A man stands outside an exchange bureau in Cairo.   Picture: REUTERS
A man stands outside an exchange bureau in Cairo. Picture: REUTERS

EGYPT’s share market may be weeks away from losing its biggest stock, dealing a fresh blow to a market that is already grappling with political instability and a weak economy.

Under a deal announced last month, a group of US investors including Bill Gates committed to buying a $1bn stake in Egyptian fertiliser giant OCI NV. The deal is a vote of confidence in Egypt’s economy and provides a badly needed flow of hard currency into Egypt. But it includes an offer to buy out all the Cairo-listed shares of parent firm Orascom Construction Industries.

Analysts believe the result could be a delisting of Orascom Construction from the Cairo market, or at least a drastic reduction in the number of its shares that are available for trade there. Since Orascom Construction accounts for about 15% of the Cairo market’s total capitalisation of about $57bn, its departure could sap trading activity and investor interest in the market just as political and economic events are conspiring to do so as well.

"The OCI deal is sending a gloomy picture in terms of the liquidity and market cap," said Mohamed Radwan, director of international sales at Cairo’s Pharos Securities. "It’s not the kind of signal you want to send to attract more foreign direct investment," he said.

Amsterdam-listed OCI is offering to acquire all the global depositary receipts (GDR) of Orascom Construction in exchange for shares in OCI. GDRs are certificates representing ownership of shares, and are widely used to facilitate trade by foreign investors in emerging market stocks. OCI is offering to acquire all of Orascom Construction’s ordinary shares, in exchange for OCI shares or a cash amount of 280 Egyptian pounds ($42) a share.
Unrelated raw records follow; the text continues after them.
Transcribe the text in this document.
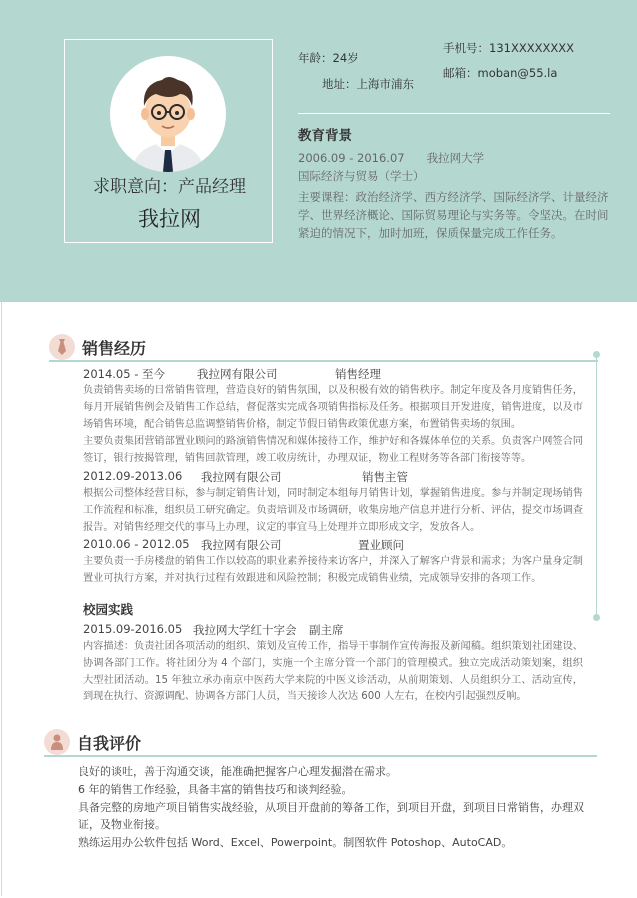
求职意向：产品经理
我拉网
年龄：24岁
地址：上海市浦东
手机号：131XXXXXXXX
邮箱：moban@55.la
教育背景
2006.09 - 2016.07 我拉网大学
国际经济与贸易（学士）
主要课程：政治经济学、西方经济学、国际经济学、计量经济学、世界经济概论、国际贸易理论与实务等。令坚决。在时间紧迫的情况下，加时加班，保质保量完成工作任务。
销售经历
2014.05 - 至今	我拉网有限公司	销售经理
负责销售卖场的日常销售管理，营造良好的销售氛围，以及积极有效的销售秩序。制定年度及各月度销售任务，每月开展销售例会及销售工作总结，督促落实完成各项销售指标及任务。根据项目开发进度，销售进度，以及市场销售环境，配合销售总监调整销售价格，制定节假日销售政策优惠方案，布置销售卖场的氛围。
主要负责集团营销部置业顾问的路演销售情况和媒体接待工作，维护好和各媒体单位的关系。负责客户网签合同签订，银行按揭管理，销售回款管理，竣工收房统计，办理双证，物业工程财务等各部门衔接等等。
2012.09-2013.06 我拉网有限公司	销售主管
根据公司整体经营目标，参与制定销售计划，同时制定本组每月销售计划，掌握销售进度。参与并制定现场销售工作流程和标准，组织员工研究确定。负责培训及市场调研，收集房地产信息并进行分析、评估，提交市场调查报告。对销售经理交代的事马上办理，议定的事宜马上处理并立即形成文字，发放各人。
2010.06 - 2012.05 我拉网有限公司	置业顾问
主要负责一手房楼盘的销售工作以较高的职业素养接待来访客户，并深入了解客户背景和需求；为客户量身定制置业可执行方案，并对执行过程有效跟进和风险控制；积极完成销售业绩，完成领导安排的各项工作。
校园实践
2015.09-2016.05 我拉网大学红十字会 副主席
内容描述：负责社团各项活动的组织、策划及宣传工作，指导干事制作宣传海报及新闻稿。组织策划社团建设、协调各部门工作。将社团分为 4 个部门，实施一个主席分管一个部门的管理模式。独立完成活动策划案，组织大型社团活动。15 年独立承办南京中医药大学来院的中医义诊活动，从前期策划、人员组织分工、活动宣传，到现在执行、资源调配、协调各方部门人员，当天接诊人次达 600 人左右，在校内引起强烈反响。
自我评价
良好的谈吐，善于沟通交谈，能准确把握客户心理发掘潜在需求。
6 年的销售工作经验，具备丰富的销售技巧和谈判经验。
具备完整的房地产项目销售实战经验，从项目开盘前的筹备工作，到项目开盘，到项目日常销售，办理双证，及物业衔接。
熟练运用办公软件包括 Word、Excel、Powerpoint。制图软件 Potoshop、AutoCAD。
Since that cash amount is about 9% higher than Orascom Construction’s average share price last year, it looks attractive to investors. The shares are trading near 266 Egyptian pounds.

By last Thursday, holders of 97.2% of the GDRs, representing 74.4% of all outstanding shares, had accepted the offer, according to the most recent data. If holders of more than 95% of outstanding shares vote to accept, securities rules suggest Orascom Construction could be delisted, analysts say. The GDR offer will close late on Thursday.

In a nod to the national sentiment of Egyptians, Orascom Construction has insisted it will not disappear completely from the Egyptian exchange. In a statement, it said it would maintain its presence on the exchange either directly or through an Egyptian depositary receipts programme to be launched by the company.

But given the disarray of Egypt’s capital markets, it may be difficult to arrange any large, new public offer of shares by Orascom Construction. So analysts expect the number of its shares listed in Cairo to drop sharply, or for the company to delist entirely. "Egypt is losing a blue chip — it’s not a good point for the market," said Sebastien Henin, portfolio manager at Abu Dhabi investment firm The National Investor.

In the short term, OCI’s offer could actually support prices of other stocks in Cairo, some analysts believe. That is because local investors, deprived of the opportunity to put money into Orascom Construction, may turn to other members of the handful of large, liquid blue chips such as Commercial International Bank, Orascom Telecom and Telecom Egypt.

Anticipation of this may have helped to support the blue chips’ prices over the past several weeks. Telecom Egypt, for example, is up 4% since the end of last year, despite a string of negative economic news since then, including a sharp drop in Egypt’s currency reserves.

The loss of Orascom Construction’s capitalisation could also hurt foreign fund flows into the Egyptian market.